At the same instant, a car with a speed of 1.5m/s & 10m away from the intersection (perpendicular to the railway), is in a hurry to beat the warning signal. If the car kept a constant acceleration of 0.25m/s^2, is it possible for the car to pass through the intersection without colliding w/ the train?..

2.) The motion of the truck is given by the equation: v=dt+ct^2, where d=50cm/s^2 & c= -5cm/s^3. Determine the..
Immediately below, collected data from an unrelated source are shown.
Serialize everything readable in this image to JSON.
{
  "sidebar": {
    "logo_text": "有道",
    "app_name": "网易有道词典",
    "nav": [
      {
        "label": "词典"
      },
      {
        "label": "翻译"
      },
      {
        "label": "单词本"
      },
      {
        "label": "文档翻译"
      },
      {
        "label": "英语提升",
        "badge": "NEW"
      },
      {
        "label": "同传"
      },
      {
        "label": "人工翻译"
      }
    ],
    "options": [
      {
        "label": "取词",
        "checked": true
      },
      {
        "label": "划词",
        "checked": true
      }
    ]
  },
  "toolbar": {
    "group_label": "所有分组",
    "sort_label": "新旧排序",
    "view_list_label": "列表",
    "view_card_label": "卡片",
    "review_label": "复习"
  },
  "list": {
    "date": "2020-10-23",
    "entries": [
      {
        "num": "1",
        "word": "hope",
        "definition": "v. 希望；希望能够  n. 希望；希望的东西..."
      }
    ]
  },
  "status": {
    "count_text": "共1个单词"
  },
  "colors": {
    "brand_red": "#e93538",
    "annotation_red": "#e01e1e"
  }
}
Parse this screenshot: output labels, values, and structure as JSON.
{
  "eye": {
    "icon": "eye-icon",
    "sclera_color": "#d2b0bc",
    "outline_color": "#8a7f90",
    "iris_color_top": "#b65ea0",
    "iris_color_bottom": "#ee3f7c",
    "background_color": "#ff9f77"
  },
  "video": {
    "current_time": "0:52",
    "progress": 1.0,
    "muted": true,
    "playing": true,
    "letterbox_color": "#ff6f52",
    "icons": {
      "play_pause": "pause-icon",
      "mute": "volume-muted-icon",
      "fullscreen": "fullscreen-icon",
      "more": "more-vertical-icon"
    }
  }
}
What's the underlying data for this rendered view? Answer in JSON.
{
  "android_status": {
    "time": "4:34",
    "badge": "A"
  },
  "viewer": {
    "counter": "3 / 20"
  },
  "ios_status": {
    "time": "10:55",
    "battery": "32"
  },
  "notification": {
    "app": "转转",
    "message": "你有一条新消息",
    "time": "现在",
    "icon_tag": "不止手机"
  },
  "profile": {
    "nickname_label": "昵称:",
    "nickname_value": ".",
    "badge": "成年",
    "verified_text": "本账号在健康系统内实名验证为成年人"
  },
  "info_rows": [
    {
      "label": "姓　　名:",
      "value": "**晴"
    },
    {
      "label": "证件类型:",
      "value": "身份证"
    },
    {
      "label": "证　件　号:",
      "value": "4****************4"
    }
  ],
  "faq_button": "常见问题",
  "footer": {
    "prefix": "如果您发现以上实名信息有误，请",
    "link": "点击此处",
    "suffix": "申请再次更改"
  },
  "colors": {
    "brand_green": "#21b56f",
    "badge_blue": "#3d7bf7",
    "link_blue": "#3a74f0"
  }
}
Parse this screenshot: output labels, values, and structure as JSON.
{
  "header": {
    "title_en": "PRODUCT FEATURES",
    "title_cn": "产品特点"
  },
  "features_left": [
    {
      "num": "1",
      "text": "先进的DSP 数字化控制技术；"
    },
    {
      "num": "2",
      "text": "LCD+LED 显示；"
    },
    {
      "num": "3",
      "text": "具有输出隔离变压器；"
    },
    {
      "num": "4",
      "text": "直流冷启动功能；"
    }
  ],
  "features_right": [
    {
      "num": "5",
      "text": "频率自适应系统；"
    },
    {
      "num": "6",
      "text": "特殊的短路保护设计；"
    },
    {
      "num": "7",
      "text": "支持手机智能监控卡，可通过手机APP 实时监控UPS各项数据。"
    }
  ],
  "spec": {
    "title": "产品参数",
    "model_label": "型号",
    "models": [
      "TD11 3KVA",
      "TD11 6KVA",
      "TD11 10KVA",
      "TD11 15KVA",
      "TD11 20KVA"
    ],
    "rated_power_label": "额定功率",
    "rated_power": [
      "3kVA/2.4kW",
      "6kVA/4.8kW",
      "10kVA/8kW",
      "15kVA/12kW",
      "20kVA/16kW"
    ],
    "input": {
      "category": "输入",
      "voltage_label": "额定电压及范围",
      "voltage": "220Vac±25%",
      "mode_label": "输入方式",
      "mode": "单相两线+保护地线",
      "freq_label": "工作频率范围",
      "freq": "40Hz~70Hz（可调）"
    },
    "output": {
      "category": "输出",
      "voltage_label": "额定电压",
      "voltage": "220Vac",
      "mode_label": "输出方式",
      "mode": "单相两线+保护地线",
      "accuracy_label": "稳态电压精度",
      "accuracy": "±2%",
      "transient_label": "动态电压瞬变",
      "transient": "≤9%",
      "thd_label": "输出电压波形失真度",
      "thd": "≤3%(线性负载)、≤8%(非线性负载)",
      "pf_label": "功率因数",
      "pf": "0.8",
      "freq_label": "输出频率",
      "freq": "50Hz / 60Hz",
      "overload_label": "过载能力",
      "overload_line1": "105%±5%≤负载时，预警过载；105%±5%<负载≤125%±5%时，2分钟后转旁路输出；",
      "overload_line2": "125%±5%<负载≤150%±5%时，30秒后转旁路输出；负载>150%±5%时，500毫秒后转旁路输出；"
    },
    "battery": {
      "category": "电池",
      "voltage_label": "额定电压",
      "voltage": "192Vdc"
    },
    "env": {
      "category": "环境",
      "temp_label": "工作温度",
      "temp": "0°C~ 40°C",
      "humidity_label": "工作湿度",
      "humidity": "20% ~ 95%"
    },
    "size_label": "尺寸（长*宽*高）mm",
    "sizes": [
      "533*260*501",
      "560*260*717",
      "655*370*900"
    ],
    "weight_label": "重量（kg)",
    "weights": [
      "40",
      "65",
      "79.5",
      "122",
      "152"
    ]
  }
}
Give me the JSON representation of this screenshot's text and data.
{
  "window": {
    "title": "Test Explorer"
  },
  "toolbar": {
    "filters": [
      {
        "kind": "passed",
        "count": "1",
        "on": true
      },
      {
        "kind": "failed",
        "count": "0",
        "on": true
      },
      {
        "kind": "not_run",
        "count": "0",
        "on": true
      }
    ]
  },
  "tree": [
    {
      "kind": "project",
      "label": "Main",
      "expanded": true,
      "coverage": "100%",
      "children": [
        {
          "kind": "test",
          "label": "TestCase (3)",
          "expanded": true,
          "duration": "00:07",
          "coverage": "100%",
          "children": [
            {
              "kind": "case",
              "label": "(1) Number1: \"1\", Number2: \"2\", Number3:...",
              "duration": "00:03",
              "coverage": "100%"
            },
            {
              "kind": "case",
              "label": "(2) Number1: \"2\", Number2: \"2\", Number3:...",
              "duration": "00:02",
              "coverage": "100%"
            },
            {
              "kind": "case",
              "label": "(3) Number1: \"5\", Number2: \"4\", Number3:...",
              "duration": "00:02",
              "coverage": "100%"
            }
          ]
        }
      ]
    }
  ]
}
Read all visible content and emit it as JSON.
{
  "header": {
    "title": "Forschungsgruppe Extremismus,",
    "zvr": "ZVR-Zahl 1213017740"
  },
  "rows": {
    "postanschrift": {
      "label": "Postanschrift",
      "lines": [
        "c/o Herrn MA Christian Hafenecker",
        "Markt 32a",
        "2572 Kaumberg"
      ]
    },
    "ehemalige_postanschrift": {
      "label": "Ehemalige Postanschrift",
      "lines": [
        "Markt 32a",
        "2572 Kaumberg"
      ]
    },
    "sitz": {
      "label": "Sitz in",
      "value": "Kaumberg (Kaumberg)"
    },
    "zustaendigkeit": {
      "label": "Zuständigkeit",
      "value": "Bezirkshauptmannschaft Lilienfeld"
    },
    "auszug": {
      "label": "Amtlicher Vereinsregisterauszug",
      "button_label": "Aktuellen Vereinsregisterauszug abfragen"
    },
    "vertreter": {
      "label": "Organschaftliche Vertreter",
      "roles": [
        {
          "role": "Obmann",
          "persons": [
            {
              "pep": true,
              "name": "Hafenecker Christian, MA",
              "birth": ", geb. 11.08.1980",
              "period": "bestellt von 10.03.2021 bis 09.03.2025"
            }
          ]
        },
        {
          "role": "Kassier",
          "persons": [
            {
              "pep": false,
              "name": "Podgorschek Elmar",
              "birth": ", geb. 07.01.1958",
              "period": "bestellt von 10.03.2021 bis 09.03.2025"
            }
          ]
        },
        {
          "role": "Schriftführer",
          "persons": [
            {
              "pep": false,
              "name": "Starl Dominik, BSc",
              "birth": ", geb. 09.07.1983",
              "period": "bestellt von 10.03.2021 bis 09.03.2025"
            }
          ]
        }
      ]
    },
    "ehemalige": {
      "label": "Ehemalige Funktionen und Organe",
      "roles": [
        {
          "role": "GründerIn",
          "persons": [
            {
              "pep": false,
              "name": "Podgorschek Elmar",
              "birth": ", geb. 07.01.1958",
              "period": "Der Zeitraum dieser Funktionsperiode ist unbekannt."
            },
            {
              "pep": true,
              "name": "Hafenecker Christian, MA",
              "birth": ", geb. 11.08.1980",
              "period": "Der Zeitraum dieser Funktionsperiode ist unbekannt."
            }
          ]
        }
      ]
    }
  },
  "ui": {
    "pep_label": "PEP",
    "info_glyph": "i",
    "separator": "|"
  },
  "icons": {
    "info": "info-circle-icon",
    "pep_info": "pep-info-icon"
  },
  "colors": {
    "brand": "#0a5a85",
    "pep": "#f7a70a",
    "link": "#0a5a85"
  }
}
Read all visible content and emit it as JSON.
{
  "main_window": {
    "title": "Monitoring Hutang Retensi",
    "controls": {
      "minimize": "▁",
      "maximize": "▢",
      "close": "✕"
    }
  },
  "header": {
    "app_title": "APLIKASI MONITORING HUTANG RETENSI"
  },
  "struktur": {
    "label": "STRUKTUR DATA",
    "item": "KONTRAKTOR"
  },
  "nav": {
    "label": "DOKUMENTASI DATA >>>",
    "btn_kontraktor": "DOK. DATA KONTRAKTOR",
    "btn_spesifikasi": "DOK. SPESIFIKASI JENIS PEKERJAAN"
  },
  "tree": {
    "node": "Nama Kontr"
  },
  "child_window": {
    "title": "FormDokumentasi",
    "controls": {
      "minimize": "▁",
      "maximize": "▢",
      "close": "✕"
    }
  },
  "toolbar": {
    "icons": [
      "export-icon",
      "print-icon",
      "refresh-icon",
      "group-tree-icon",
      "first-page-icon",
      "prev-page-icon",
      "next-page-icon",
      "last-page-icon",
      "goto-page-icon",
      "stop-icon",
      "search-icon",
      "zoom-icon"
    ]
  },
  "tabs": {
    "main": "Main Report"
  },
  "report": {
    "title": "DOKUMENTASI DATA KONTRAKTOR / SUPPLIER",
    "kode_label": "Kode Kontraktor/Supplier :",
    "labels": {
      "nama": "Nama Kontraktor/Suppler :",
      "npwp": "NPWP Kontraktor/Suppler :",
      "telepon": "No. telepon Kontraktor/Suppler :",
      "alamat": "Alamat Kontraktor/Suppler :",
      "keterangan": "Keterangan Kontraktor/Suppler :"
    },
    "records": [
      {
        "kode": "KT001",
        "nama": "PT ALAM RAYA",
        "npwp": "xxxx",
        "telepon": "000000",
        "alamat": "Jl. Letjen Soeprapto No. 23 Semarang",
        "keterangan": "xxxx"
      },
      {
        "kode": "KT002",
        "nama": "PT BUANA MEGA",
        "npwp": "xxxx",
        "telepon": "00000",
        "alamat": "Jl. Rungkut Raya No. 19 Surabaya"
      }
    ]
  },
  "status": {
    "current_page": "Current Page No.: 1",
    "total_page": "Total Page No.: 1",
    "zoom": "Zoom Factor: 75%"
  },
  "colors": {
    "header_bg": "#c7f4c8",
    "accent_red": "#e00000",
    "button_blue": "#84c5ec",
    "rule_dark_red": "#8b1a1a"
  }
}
(a) average acceleration from t=1.5s to t=5.0s

(b) instantaneous acceleration when t=3.0s

3.) the motion of a particle is described by the equation:

x=ct^2+b, where c=10cm/s^2, & b=5cm. Determine the instantaneous velocity when t=1.75s.

I really need your help guys..pls…

it’s very important and urgent..

A few days ago
³√carthagebrujah

1.) The train’s velocity and distance mean that it will arrive at the intersection in 16 seconds (8 m / .5 m/s = 16 s).

To determine if the car can make it, use the distance formula:

d = vt + 1/2at²

10m = 1.5m/s * t + 1/2 * .25 * t²

10m = 1.5t + .125t²

0 = -10 + 1.5t + .125t²

t = (-b ± √(b² – 4ac)) / 2a

t = (-1.5 ± √(2.25 + 5)) / .25

t = (-1.5 ± 2.693) / .25

t = -6 ± 10.770

t = 4.77 sec (the other answer is negative).

thus, the car will reach the intersection well before the train. Note: even if the car does not accelerate, the car reaches before the train – without acceleration, the car reaches the intersection at 10 / 1.5 = 6.667 sec. (solution)

2.) The easiest way to solve this is to remember that a = Δv/Δt (the derivative of the velocity respective to time).

So: a = d + 2ct

b: to find instantaneous acceleraton at t = 3, substitute 3 for t.

a = d + 2ct = 50 cm/s² + 2(-5 cm/s³)(3s)

a = 50 cm/s² – 30 cm/s² = 20 cm/s² (or .2 m/s) (solution)

a.) Average acceleration would mean taking a(1.5) – a(5) and dividing by 2.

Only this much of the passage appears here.